A new paper in Science attempts to quantify the effect of these two classes of variables on the evolutionary arc of a particular marine organism over the Cenozoic, roughly the last 65 million years since the extinction of the dinosaurs. Interplay Between Changing Climate and Species’ Ecology Drives Macroevolutionary Dynamics:
Change is quite in the air today, whether it be climate change or human induced habitat shifts. What’s a species in the wild to do? Biologists naturally worry about loss of biodiversity a great deal, and many non-biologist humans rather high up on Maslow’s hierarchy of needs also care. And yet species loss, or the threat of extinction, seems too often to impinge upon public consciousness in a coarse categorical sense. For example the EPA classifications such as “threatened” or “endangered.” There are also vague general warnings or forebodings; warmer temperatures leading to mass extinctions as species can not track their optimal ecology and the like. And these warnings seem to err on the side of caution, as if populations of organisms are incapable of adapting, and all species are as particular as the panda.

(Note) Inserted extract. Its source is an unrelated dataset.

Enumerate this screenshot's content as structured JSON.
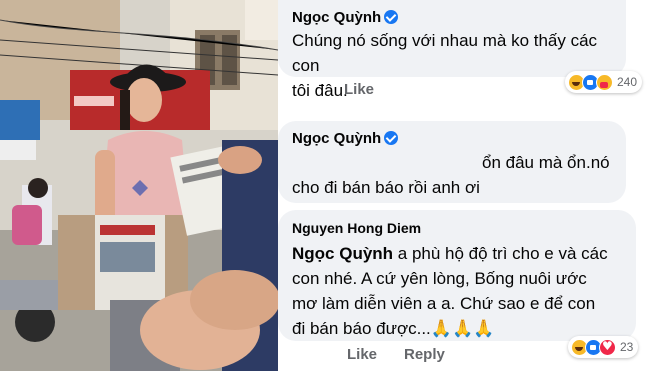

That’s why I pointed to a recent paper in PLoS Biology, Adaptation, Plasticity, and Extinction in a Changing Environment: Towards a Predictive Theory below. I am somewhat familiar with one of the authors, Russell Lande, and his work in quantitative and ecological genetics, as well as population biology. I was also happy to note that the formal model here is rather spare, perhaps a nod to the lack of current abstraction in this particular area. Why start complex when you can start simple? Here’s their abstract:
Many species are experiencing sustained environmental change mainly due to human activities. The unusual rate and extent of anthropogenic alterations of the environment may exceed the capacity of developmental, genetic, and demographic mechanisms that populations have evolved to deal with environmental change. To begin to understand the limits to population persistence, we present a simple evolutionary model for the critical rate of environmental change beyond which a population must decline and go extinct. We use this model to highlight the major determinants of extinction risk in a changing environment, and identify research needs for improved predictions based on projected changes in environmental variables. Two key parameters relating the environment to population biology have not yet received sufficient attention. Phenotypic plasticity, the direct influence of environment on the development of individual phenotypes, is increasingly considered an important component of phenotypic change in the wild and should be incorporated in models of population persistence. Environmental sensitivity of selection, the change in the optimum phenotype with the environment, still crucially needs empirical assessment. We use environmental tolerance curves and other examples of ecological and evolutionary responses to climate change to illustrate how these mechanistic approaches can be developed for predictive purposes.